Zingg has been built to scale. Performance is dependent on:

* The **number of records** to be matched.
* The **number of fields** to be compared against each other.
* The **actual number** of duplicates.

Here are some performance numbers you can use to determine the appropriate hardware for your data.

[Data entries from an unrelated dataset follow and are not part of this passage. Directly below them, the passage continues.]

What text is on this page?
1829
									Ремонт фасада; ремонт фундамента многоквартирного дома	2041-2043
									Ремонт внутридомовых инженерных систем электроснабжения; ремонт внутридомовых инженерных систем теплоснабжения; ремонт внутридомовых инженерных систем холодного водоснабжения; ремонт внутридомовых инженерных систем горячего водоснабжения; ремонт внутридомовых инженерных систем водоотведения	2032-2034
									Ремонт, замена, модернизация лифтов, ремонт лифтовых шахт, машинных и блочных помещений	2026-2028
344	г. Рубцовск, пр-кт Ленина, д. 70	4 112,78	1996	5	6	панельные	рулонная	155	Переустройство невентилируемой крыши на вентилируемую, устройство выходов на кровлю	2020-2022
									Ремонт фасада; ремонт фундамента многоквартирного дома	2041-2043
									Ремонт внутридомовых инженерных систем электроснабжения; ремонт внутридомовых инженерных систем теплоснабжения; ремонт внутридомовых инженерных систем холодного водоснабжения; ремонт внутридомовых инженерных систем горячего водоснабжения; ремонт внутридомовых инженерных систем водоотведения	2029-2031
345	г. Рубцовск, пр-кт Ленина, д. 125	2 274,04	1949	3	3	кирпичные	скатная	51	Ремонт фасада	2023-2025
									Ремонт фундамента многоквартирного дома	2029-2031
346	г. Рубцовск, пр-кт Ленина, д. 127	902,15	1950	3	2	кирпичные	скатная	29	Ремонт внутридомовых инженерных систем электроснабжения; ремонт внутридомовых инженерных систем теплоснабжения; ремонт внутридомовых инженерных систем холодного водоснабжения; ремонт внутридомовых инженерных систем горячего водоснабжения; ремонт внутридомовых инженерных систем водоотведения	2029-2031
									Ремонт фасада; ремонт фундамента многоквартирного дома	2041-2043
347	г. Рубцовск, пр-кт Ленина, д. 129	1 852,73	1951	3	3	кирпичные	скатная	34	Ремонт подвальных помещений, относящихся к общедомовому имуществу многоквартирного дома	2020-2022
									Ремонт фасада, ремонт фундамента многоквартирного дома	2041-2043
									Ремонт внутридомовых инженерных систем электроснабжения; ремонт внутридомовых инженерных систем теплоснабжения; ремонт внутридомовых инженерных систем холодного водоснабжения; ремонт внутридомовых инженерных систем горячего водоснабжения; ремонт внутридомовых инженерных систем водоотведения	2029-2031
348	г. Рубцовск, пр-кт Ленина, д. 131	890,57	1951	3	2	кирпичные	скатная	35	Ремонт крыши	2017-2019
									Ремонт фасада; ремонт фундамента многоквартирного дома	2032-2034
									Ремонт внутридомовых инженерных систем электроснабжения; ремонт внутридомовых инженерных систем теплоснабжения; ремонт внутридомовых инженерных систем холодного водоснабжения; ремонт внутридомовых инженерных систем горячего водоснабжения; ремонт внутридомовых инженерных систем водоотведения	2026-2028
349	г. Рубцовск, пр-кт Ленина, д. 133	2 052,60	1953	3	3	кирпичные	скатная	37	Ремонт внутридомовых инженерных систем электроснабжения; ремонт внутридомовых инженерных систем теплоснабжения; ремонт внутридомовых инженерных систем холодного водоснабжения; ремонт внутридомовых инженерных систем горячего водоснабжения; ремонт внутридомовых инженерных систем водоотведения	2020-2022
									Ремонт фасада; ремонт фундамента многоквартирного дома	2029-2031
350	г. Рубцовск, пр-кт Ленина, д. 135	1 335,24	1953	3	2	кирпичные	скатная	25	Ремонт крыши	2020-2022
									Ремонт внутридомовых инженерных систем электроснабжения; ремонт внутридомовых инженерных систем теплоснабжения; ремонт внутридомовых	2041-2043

* 120k records of **examples/febrl120k/test.csv** take 5 minutes to run on a 4 core, 10 GB RAM local Spark cluster.
* 5m records of [North Carolina Voters](https://github.com/zinggAI/zingg/tree/main/examples/ncVoters5M) take \~4 hours on a 4 core, 10 GB RAM local Spark cluster.
* 9m records with 3 fields - first name, last name, email take 45 minutes to run on AWS m5.24xlarge instance with 96 cores, 384 GB RAM
* 80m records with 8-10 fields took less than 2 hours on 1 driver (128 GB RAM, 32 cores), 8 workers (224 GB RAM, 64 cores). This is a user-reported stat without any optimization.
* ![image](https://github.com/user-attachments/assets/4dadeb56-9d66-4ed2-be6e-e0f0b9ab68c6)

If you have up to a few million records, it may be easier to run Zingg on a single machine in Spark local mode.